Desde a infância, sou tomado por dias de hiperatividade. Uma verdadeira montanha russa existencial, que horas me traz a paz e a tranquilidade de um monge, horas me leva sem pára-quedas até a porta do avião.

Em dias de ansiedade e inquietação, acabo canalizando minhas energias em tarefas minimamente produtivas. Às vezes, tento me convencer de que elas têm algum fruto, em outras, consigo vê-los brilhando no topo da árvore que sou. Foi num desses dias descompromissados e agitados que acabei desenhando algumas louças aqui de casa. Cacos velhos e sem padrão ganharam o bom humor e a ironia de um traço pouco pensado, mas leve como o vento de uma manhã ensolarada. Entre bigodes, óculos e retrato do meu sobrinho, a cozinha ganhou sutilezas e sorrisos internalizados, enquanto eu, uma sensação de reinventar a vida a partir de detalhes.
Compre uma caneta para porcelana e se arrisque estragar algumas louças. Talvez você se dê conta que não é uma grande revelação no desenho, mas sem dúvida, irá relaxar e colocar um pouco de si nos pequenos atos ordinários do dia-a-dia, que passariam despercebidos pelos olhos da maioria. Libere a mão e a mente e deixe a casa ser invadida de algum bom humor.
Os novos habitantes da minha cozinha.

Inaugurando o apê de Savieto

Sávio é meu sócio e grande amigo. Já tem um tempo que a gente trabalha junto e divide algumas ideologias, mas há pouco tempo nos tornamos sócios e escudeiros de coisas legais da vida. Nessa história de trabalhar nos moldes home-office, meu apartamento havia se tornado o QG das discussões e o vulgo ambiente de trabalho, porém, o Sávio tinha a rotina ingrata de atravessar a cidade pra gente poder resolver as questões da agência se olhando na cara. Levanta de madrugada, vai pra academia quase antes do sol raiar e aparece aqui em casa lá pelas 9h30, 10h da matina. Um saco pra qualquer cidadão. A partir dessa rotina desgastante, ele começou a procurar apartamento aqui perto de casa, pra poder deixar o carro em casa e trocar a buzina por um pouco de tranqüilidade. Nada de sucesso na busca até que, num de meus momentos de nôno Téo, forcei pra que ele fosse conversar com os caras que mais sabem de apartamentos disponíveis no mundo: os porteiros. Dito e feito, acabou vindo morar um apartamento ao lado do andar de baixo do meu.

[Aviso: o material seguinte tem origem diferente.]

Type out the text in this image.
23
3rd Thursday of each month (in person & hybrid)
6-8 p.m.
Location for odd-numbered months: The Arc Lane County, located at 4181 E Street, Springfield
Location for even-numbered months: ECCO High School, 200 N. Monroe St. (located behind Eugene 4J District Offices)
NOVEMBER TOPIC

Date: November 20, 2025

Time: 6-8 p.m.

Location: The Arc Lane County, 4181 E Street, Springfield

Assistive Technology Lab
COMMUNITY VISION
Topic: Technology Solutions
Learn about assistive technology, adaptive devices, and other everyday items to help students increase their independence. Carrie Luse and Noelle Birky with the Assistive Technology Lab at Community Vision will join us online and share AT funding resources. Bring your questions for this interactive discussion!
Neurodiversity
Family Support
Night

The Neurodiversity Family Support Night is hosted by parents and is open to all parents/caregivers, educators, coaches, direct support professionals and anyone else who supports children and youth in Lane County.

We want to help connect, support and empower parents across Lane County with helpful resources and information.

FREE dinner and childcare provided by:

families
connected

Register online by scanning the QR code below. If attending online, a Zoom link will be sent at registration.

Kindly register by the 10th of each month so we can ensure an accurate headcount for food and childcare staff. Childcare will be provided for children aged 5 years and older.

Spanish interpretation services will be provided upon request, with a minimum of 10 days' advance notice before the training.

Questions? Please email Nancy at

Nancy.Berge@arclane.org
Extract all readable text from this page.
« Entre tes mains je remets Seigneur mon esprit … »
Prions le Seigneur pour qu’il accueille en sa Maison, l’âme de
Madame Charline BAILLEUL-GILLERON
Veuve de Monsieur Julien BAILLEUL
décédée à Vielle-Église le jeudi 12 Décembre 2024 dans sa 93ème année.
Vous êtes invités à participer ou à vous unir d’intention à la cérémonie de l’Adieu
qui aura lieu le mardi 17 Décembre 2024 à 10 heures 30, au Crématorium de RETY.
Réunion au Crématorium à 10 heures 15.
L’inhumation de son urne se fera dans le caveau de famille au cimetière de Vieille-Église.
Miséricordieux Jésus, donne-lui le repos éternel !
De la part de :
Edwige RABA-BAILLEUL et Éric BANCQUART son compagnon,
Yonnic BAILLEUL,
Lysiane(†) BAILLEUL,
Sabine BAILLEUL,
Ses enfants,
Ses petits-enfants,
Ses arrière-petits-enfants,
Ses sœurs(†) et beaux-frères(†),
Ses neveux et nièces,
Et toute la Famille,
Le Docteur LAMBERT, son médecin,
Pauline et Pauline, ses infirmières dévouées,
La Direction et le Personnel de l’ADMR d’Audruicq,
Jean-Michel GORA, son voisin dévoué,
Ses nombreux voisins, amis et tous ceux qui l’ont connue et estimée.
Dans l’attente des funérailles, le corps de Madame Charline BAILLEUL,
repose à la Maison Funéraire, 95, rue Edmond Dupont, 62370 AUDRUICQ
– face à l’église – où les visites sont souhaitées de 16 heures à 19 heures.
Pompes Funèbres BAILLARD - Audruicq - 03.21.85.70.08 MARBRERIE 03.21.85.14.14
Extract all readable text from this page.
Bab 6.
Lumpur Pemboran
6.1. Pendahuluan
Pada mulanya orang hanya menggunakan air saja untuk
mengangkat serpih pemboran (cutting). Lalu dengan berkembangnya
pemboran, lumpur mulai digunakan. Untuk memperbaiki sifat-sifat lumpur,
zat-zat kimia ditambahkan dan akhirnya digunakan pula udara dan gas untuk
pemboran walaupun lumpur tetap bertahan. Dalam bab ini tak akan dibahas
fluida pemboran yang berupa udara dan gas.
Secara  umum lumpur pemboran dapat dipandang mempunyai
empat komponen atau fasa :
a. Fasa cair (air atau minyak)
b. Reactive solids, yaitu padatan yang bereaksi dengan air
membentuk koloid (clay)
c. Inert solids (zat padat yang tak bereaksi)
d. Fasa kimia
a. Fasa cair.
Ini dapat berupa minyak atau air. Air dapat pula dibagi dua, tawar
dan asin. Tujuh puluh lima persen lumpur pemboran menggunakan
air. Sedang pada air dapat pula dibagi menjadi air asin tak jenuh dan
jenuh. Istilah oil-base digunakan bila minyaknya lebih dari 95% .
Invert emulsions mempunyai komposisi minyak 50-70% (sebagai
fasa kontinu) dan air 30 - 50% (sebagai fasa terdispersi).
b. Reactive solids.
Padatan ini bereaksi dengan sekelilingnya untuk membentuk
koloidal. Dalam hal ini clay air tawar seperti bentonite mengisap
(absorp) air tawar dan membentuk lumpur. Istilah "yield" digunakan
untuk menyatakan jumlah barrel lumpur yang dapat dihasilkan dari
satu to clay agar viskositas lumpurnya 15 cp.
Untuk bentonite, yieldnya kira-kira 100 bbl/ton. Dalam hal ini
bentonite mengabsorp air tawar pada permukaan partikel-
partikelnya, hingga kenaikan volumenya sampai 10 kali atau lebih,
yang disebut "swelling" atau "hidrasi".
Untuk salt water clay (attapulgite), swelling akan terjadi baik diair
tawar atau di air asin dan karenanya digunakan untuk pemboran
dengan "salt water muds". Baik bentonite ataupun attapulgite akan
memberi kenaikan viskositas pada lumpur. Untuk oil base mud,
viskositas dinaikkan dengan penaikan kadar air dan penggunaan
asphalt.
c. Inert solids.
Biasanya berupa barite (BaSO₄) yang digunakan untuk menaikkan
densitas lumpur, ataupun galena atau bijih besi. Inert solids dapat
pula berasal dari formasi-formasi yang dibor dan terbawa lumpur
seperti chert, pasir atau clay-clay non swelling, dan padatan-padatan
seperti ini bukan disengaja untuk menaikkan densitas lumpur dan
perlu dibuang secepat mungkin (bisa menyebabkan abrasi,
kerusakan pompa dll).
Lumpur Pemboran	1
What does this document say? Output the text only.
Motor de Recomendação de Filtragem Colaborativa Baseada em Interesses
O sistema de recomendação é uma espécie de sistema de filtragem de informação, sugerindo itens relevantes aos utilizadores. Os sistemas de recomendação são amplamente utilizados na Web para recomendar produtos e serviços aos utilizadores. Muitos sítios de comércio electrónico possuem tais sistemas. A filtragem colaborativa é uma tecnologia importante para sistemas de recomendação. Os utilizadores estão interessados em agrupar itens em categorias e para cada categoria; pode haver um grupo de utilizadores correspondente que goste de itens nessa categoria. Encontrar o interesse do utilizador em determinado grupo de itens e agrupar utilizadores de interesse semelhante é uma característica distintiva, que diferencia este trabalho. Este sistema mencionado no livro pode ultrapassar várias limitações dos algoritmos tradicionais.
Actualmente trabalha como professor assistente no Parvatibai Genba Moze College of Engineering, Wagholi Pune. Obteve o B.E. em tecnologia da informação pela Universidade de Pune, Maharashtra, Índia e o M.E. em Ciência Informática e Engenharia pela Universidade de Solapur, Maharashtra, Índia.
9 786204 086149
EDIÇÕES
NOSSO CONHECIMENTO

Além dos medos declarados desse possível excesso de convivência (que pode levar a níveis gravíssimos, como pedir papel higiênico emprestado, no patamar mais dramático que se pode imaginar: ligando do banheiro e o vizinho tendo que levar. Não duvide! Melhor se precaver e estabelecer limites previamente. Gente é louca e a gente bem sabe disso!), rendeu um belo jantar de inauguração da cozinha. Se tratou de um penne ao limão siciliano e uma posta generosa de salmão ao limão com crosta de castanha de cajú, tudo regado a um bom azeite. Um exagero, levando em consideração o dia de merda que tivemos. Teria comido feliz um sanduíche de presunto e queijo com café com leite, porque, de mim, só restava alguma energia pra raspar limões e bocejar.
De qualquer forma, meu novo vizinho não fez feio no abre alas do apê. Pelo contrário, mandou benzaço, Savieto!